The nurse licked her lips. "He scored a five because he displays decorticate response."

"What's that mean?" I asked.

The nurse moved up his other side and pointed at Nick's hand, laying across his chest. "See how he's got his hand?" she asked. I nodded. "This one would be up there, too, if it wasn't restrained. We had to restrain his arm because the bend was cutting off the circulation of the IV medication."

"What's it mean though?" I asked.

"Well, when a patient has a severe injury in the brain, they present what's called abnormal posturing. When --" she glanced at the chart, "-- Nick presented originally, he was in a decerebrate posture. That means he was really stiff. He had his arms and legs fully extended, his head tilted back. Picture someone pretending to be a wood board. That's decerebrate posturing. That's when he had the edema and his brain was swelling, putting pressure on his brain stem. The pressure on the brain stem is really bad, it can kill a patient. It's probably what put him in the coma to begin with."

"But he's not stiff anymore," I said. In fact, he looked like he was sleeping, aside from the tubes and stuff.

"No, he's not. After we isolated the subdural bleed, his doctor extracted fluid and relieved the swelling in the brain, releasing the pressure. At that point, Nick's posture changed from being decerebrate to decorticate." She waved at his hand again, "He balled his fists and put both hands on his chest and tightened up, like a mummy in a way. That was a sign that he was in pain and his muscles were reacting to the stimulus of the pain by contracting. When we ordered the morphine for pain relief, he relaxed into a normal posture and that's when his hand relaxed." She reached down and gently started flexing Nick's hand, rotating his wrist, moving his fingers, pushing and pulling his hand to flex his elbow and shoulder. "Basically, what that means is that he's responding to painful stimuli."

"So he's... he's not... not dead then," I ventured.

She shook her head.

I looked at his face.

"How are you tonight, Nick?" she asked as she moved his arms, and for a moment I thought maybe he'd opened his eyes, but he hadn't. She smiled down at him and took hold of his other arm and started flexing it the same way. She looked at me. "We flex his muscles every twenty minutes to keep him from developing a muscular atrophy from laying still so long," she explained.

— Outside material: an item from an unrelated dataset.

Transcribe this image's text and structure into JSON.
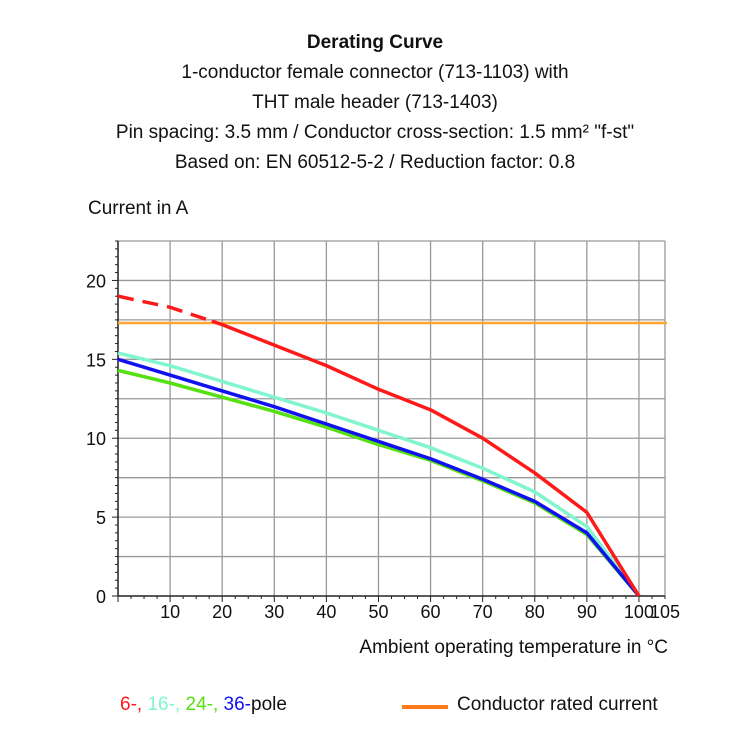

"I've been in here longer than twenty minutes," I said.

The nurse moved to the foot of the bed and lifted the blankets to reach Nick's feet, which she started massaging. "Well we had a - a situation, across the ward," she explained. "Normally we do this every twenty minutes."

I looked at Nick's face.

"It's a shame," the nurse said, "His parents ordering the three day cut off." She was rotating Nick's ankles now. I looked back at her. Tears had filled her eyes and she smiled at me. "Not everything can be explained by science, you know, and I'm a believer in miracles. I see them everyday." She lifted his foot and pushed it, making his knee bend and unbend. "It's belief in miracles that make my job doing this pleasurable, because I believe that in doing this every twenty minutes I improve his future by not letting him lose his muscle memory, you know? If we didn't believe, we'd never have situations like tonight."

"What was the situation, if you don't mind me asking?" I asked.

She smiled, "Well, it was one of those miracles I was just talking about... A patient that's been with us for over two years woke up tonight."